Campylobacter jejuni (C. jejuni) is a leading cause of human enteritis worldwide and the most frequently reported zoonotic agent in the European Union. Despite the fact that C. jejuni is a microaerobic bacteria, known as a fragile one, it is able to survive through adverse conditions such as oxidative stress. The purpose of this study was first to test the oxidative stress resistance in 22 C. jejuni strains of various origins, and to compare adhesive and invasive abilities of four selected strains in the intestinal cell line Ht-29. Secondly, the effect of an oxidative stress on C. jejuni adhesion to Ht-29 cells was investigated. Results show that all the tested strains were able to survive after a 24-h incubation period in broth containing 10 μM of paraquat.

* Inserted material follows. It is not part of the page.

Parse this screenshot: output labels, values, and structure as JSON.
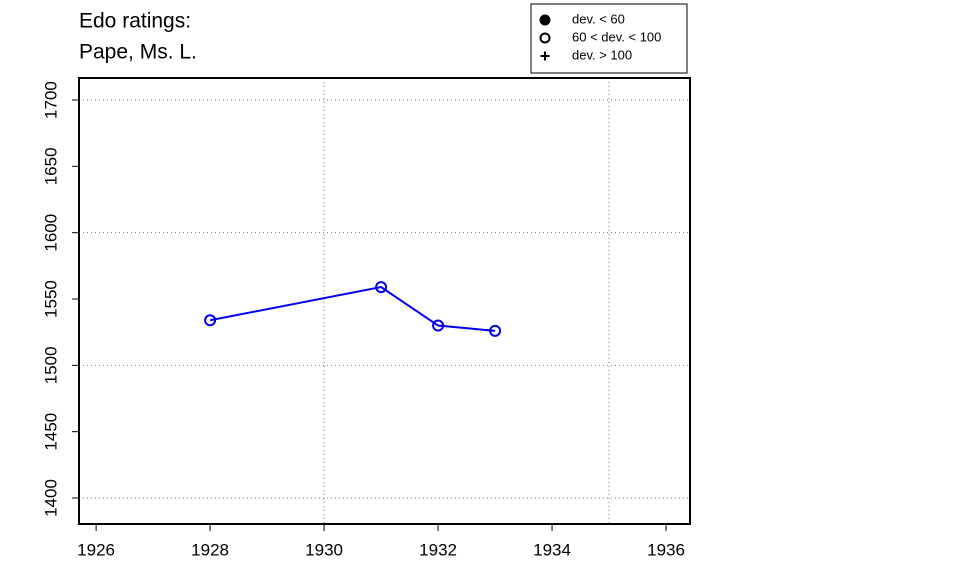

From 12.5 μM of paraquat, bacterial strains exhibit different behaviour, and only three strains are able to survive at 25 μM of paraquat. In addition, this study revealed that the number of bound bacteria to epithelial cells increases with augmentation of paraquat concentration, suggesting a link between oxidative stress survival of C. jejuni and virulence on Ht-29 cells.